[Bf-committers] Proposal for handling string encoding in blender.

Fri Aug 13 15:47:00 CEST 2010

I volunteered to look into this for scripts, and found that UTF8 encoding is a 
safe
way to go. There are many string encoding/decoding standards/codecs, UTF, UCS, 
etc and variants
within families. see 
http://en.wikipedia.org/wiki/Comparison_of_Unicode_encodings.
The same situation for video codecs has happened for strings. geez. Anyhoo...

Requirements: In general, I think we want encoding and decoding arbitrary binary 
strings 

into text strings that can be entered by any keyboard, saved and decoded 
losslessly in the 

blend file, displayed on the user's computer, safely sent by email, used as 
parts of URLs, 

or included as part of an HTTP POST request, be a valid filename, etc. 

I think that UTF8 would suit our purposes now and for the next decade or two. 
UTF-8 can encode any Unicode character. 

The downside is that because encoded strings may contain many zero bytes, the 
strings cannot be manipulated 

by normal C string handling for even simple operations such as copy.

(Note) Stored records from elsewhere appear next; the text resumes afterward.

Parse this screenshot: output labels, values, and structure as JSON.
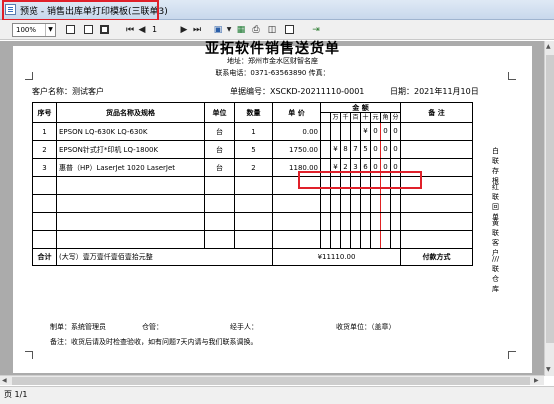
{
  "window": {
    "title": "预览 - 销售出库单打印模板(三联单3)",
    "status": "页 1/1"
  },
  "toolbar": {
    "zoom": "100%",
    "page_current": "1"
  },
  "doc": {
    "company": "亚拓软件销售送货单",
    "address": "地址：郑州市金水区财智名座",
    "tel": "联系电话：0371-63563890   传真：",
    "customer": "客户名称：测试客户",
    "doc_no": "单据编号：XSCKD-20211110-0001",
    "date": "日期：2021年11月10日"
  },
  "table": {
    "headers": {
      "seq": "序号",
      "name": "货品名称及规格",
      "unit": "单位",
      "qty": "数量",
      "price": "单 价",
      "amount": "金 额",
      "remark": "备  注"
    },
    "amount_units": [
      "万",
      "千",
      "百",
      "十",
      "元",
      "角",
      "分"
    ],
    "rows": [
      {
        "seq": "1",
        "name": "EPSON LQ-630K LQ-630K",
        "unit": "台",
        "qty": "1",
        "price": "0.00",
        "digits": [
          "",
          "",
          "",
          "",
          "¥",
          "0",
          "0",
          "0"
        ]
      },
      {
        "seq": "2",
        "name": "EPSON针式打*印机 LQ-1800K",
        "unit": "台",
        "qty": "5",
        "price": "1750.00",
        "digits": [
          "",
          "¥",
          "8",
          "7",
          "5",
          "0",
          "0",
          "0"
        ]
      },
      {
        "seq": "3",
        "name": "惠普（HP）LaserJet 1020 LaserJet",
        "unit": "台",
        "qty": "2",
        "price": "1180.00",
        "digits": [
          "",
          "¥",
          "2",
          "3",
          "6",
          "0",
          "0",
          "0"
        ]
      }
    ],
    "total_label": "合计",
    "total_words": "(大写）壹万壹仟壹佰壹拾元整",
    "total_value": "¥11110.00",
    "payment_label": "付款方式"
  },
  "side_notes": [
    "白联存根",
    "红联回单",
    "黄联客户",
    "///联仓库"
  ],
  "footer": {
    "maker": "制单：系统管理员",
    "keeper": "仓管：",
    "handler": "经手人：",
    "receiver": "收货单位：（盖章）",
    "note": "备注：收货后请及时检查验收，如有问题7天内请与我们联系调换。"
  }
}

This means 
that a pass through
the ENTIRE code base is needed to seek out all str functions and replace them 
with a call to encode/decode.

in 2007, Python adopted UTF8 and recoded their base to use it. 
http://www.python.org/dev/peps/pep-3120/
For a Py3 discussion, see http://www.python.org/dev/peps/pep-0383/. For 
displaying encoded strings, 

Py3k uses an pretty involved process: http://www.python.org/dev/peps/pep-3138/
For the python code base itself, as of 2007, they also have issues and more 
questions than answers
see http://www.python.org/dev/peps/pep-3131/ and the bottom line is: english 
normal characters. 

UTF16 is the ultimate alternative for international error messages, etc 
and is what is used in the Mac OSX and Windows. 
It can encode any glyph. There are some space saving advantages for UTF16, but 
only if the text is mostly glyphs.
Characters U+0800 through U+FFFF use three bytes in UTF-8, but only two  in 
UTF-16. As a result, text in (for example) Chinese, Japanese or Hindi  could 
take more space in UTF-8 if there are more of these characters than there are 
ASCII characters.  This rarely happens in real documents, for example both the 
Japanese  and the Korean UTF-8 article on Wikipedia take more space if saved as  
UTF-16 than the original UTF-8 version

--Roger